Ayckbourn's writing in these early scenes is bristling and wicked, especially when Guy arrives for his audition. The company's director and tyrannical house genius is a daft Welshman named Dafydd Ap Llewellyn. Played by Anthony Hopkins, Dafydd is a sawed-off, alcoholic Quasimodo, about one scone away from exploding the buttons off his overcoat. The rankest of amateurs, Guy fumbles in his pockets for the crumpled sheet music to the one song he can halfway sing, and while he searches, Dafydd burns -- hilariously.

Hopkins's acting here is ravenous and inspired. Ayckbourn has given him a delicious role, and he cuts into it with a genuine relish, like a man starved for a meaty part. Hopkins's Dafydd is a very specific kind of theatrical monster, the embittered small-timer, forced for all time to squander his footlight brilliance on no-talent amateurs. Dafydd rants against the incompetents who plague his life, butting his head against the wall with frustration. He's a bully, prone to white-hot displays of churlish temperament, but he's a passionate theater animal to the bone, and there's a pathos to the dedication he brings to his pipsqueak productions.

To the locals who make up his cast -- most of whom are desperate for any sort of diversion -- these mad tirades are the manifestation of artistic sensibility; he's behaving the way geniuses are supposed to behave. Still, as Dafydd rants, his troops dwindle in number, and Guy's parts grow larger and more important.

For the female members of the cast, Guy is a godsend, and they waste little time exploiting this valuable new resource. Ayckbourn has a knowing grasp of backstage scandal and intrigue. Almost before Guy has spoken his first line, he is swept up in an affair with Hannah (Prunella Scales), Dafydd's dowdy, frustrated wife, and whisked away into a more heated liaison with Fay (Jenny Seagrove), who quite fittingly plays one of the prostitutes in the show.

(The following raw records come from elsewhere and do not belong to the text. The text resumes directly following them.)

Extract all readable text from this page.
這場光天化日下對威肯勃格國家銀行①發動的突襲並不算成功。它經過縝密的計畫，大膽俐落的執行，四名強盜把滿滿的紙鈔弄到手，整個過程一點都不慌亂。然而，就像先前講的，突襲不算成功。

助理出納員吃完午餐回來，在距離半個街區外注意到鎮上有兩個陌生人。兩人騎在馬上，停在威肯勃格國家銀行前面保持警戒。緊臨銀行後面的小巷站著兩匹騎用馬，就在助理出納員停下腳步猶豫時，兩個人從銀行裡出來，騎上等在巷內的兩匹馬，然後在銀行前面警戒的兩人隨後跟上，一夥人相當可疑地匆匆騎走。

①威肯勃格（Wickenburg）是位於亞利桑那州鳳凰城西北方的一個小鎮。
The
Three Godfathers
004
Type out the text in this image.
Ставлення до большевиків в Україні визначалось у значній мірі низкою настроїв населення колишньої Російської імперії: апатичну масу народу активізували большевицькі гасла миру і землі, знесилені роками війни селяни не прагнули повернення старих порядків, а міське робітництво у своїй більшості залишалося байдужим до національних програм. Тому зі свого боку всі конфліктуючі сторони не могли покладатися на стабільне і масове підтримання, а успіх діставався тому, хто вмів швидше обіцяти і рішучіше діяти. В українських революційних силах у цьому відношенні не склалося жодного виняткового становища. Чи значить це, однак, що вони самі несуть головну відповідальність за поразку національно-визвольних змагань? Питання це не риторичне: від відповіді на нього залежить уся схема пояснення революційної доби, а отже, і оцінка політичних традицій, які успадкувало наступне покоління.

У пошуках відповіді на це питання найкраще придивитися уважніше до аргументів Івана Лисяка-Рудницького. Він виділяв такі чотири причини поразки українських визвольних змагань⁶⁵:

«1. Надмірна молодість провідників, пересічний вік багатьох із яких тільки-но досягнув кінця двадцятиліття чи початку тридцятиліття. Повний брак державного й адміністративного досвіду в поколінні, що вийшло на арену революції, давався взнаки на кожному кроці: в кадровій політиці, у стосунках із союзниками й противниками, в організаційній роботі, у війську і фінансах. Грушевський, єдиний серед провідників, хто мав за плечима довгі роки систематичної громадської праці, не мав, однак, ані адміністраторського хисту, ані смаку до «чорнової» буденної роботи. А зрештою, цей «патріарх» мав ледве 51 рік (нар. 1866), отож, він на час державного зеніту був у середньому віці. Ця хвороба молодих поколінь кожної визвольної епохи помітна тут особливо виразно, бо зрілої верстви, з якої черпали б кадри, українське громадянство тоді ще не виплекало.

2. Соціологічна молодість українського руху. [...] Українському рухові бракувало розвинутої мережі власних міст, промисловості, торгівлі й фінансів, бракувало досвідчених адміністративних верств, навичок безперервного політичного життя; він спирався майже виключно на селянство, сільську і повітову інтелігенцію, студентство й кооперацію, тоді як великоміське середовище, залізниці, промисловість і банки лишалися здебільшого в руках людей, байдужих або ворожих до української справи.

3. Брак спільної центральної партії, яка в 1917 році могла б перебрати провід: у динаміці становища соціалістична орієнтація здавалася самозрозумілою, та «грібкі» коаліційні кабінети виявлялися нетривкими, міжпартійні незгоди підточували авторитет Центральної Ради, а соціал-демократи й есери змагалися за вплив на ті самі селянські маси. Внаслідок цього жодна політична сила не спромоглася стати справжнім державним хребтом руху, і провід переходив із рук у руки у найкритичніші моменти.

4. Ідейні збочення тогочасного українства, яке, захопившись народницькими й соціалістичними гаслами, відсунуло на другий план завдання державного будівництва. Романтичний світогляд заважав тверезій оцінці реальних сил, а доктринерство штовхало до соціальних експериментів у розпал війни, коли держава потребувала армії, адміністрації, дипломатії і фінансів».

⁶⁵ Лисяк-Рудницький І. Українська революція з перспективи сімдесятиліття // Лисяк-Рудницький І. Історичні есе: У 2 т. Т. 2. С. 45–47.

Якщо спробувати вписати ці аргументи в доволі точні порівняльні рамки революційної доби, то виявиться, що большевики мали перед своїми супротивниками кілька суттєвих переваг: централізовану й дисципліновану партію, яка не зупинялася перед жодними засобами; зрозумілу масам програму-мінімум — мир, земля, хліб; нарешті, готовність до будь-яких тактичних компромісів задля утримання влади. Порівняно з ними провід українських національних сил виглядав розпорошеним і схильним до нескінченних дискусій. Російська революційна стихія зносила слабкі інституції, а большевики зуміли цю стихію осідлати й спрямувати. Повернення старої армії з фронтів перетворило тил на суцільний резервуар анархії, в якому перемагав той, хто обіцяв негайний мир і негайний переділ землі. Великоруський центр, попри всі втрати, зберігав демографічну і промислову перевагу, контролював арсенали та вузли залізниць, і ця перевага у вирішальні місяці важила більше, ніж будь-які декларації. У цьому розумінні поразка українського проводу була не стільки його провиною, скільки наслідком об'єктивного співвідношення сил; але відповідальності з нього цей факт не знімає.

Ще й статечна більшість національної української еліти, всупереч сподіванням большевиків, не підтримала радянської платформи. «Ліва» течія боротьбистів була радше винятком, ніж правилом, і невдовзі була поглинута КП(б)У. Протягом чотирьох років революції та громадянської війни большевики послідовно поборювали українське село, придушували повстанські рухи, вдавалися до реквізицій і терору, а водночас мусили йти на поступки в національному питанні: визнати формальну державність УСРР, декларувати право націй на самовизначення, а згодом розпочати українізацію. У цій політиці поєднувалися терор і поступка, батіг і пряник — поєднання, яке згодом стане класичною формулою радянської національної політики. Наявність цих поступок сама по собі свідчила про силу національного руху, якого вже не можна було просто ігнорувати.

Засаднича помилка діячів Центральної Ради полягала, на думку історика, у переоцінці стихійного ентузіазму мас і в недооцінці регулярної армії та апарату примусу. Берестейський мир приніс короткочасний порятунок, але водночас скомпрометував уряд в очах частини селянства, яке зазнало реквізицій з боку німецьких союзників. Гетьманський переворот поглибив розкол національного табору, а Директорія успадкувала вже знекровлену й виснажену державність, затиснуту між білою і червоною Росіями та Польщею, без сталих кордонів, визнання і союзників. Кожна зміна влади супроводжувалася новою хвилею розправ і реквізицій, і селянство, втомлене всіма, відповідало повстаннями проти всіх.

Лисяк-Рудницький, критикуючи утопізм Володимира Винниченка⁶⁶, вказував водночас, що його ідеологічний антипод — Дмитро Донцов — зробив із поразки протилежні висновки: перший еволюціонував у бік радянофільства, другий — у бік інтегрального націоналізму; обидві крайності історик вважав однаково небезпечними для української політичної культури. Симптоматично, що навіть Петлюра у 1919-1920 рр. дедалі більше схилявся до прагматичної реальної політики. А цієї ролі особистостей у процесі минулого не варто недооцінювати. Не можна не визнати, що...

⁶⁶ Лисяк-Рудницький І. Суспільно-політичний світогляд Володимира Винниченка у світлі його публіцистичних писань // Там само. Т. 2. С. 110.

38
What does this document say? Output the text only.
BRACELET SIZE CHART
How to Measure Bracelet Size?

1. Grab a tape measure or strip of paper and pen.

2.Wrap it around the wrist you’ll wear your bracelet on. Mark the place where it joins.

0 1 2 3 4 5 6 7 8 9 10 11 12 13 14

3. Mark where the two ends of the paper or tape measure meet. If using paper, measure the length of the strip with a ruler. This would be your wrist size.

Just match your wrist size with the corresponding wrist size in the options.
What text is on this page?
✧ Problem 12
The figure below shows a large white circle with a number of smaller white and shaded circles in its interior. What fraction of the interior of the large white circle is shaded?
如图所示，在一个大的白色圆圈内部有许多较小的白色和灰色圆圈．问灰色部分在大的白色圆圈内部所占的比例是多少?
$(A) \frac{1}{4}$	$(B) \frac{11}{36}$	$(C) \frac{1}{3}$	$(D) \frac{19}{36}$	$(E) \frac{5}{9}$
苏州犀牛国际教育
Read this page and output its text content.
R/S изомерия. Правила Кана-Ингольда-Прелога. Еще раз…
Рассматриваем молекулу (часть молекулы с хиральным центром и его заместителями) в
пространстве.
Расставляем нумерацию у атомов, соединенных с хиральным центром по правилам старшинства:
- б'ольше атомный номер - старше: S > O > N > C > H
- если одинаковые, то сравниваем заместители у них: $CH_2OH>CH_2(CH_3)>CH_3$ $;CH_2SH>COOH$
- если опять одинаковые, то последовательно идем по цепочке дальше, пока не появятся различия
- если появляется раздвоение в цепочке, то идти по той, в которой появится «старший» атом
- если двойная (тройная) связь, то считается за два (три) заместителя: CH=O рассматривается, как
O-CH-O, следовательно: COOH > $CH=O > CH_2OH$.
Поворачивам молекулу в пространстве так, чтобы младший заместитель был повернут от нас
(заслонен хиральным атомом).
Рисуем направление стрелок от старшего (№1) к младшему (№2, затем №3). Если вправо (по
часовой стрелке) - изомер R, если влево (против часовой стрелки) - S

Irons is likable enough as this naive but accommodating twerp, and some of his readings come at you from delightfully odd angles, but he's cast too true to type to give the characterization any tension. Added to this, Guy is perhaps a little too slow on the uptake. When Fay's husband invites the hapless laddie over for dinner and winkingly suggests that he bring a friend, it seems not quite plausible that Guy wouldn't catch his meaning. Still, the platinum-haired Seagrove does bring a nymphomaniac yearning to the scene (and the tight white lace-up mini-dress she wears doesn't hurt).

Scales, on the other hand, is devastatingly sad as Hannah, more so perhaps than the picture can support. The moment in which she sits with the doll-facsimile that her daughters have made of their father is a blast of unexpected poetry. (They call it their "other dad.") This bare, desolate vein in the material is exposed once again when Dafydd learns of his wife's affair with Guy, to whom he has become increasingly close. Or, on another occasion, when the older man confesses to his young friend the difficulties he's encountered thawing his arctic wife.

"A Chorus of Disapproval" is full of choice bits, some riotous, some overwhelmingly bleak. What it attempts is a combination of farce and dark realism, but in putting this reluctant Lothario at the center of their story, the filmmakers have hitched themselves to a mighty dim star. In addition, the charge goes out of the comedy once the pairings have been set up, partly because Winner, who after 27 films still directs as if he doesn't know which end of the camera to use, can't find the proper perspective on the gags, and partly because there's no tension in the setups to begin with.

Perhaps the disappointment that seeps in as the film progresses is the result of the too-high expectations at the start. Winner does what he can to eat away at our enthusiasm, but a performance like the one Hopkins gives is director-proof. It gives you reason to hope for more.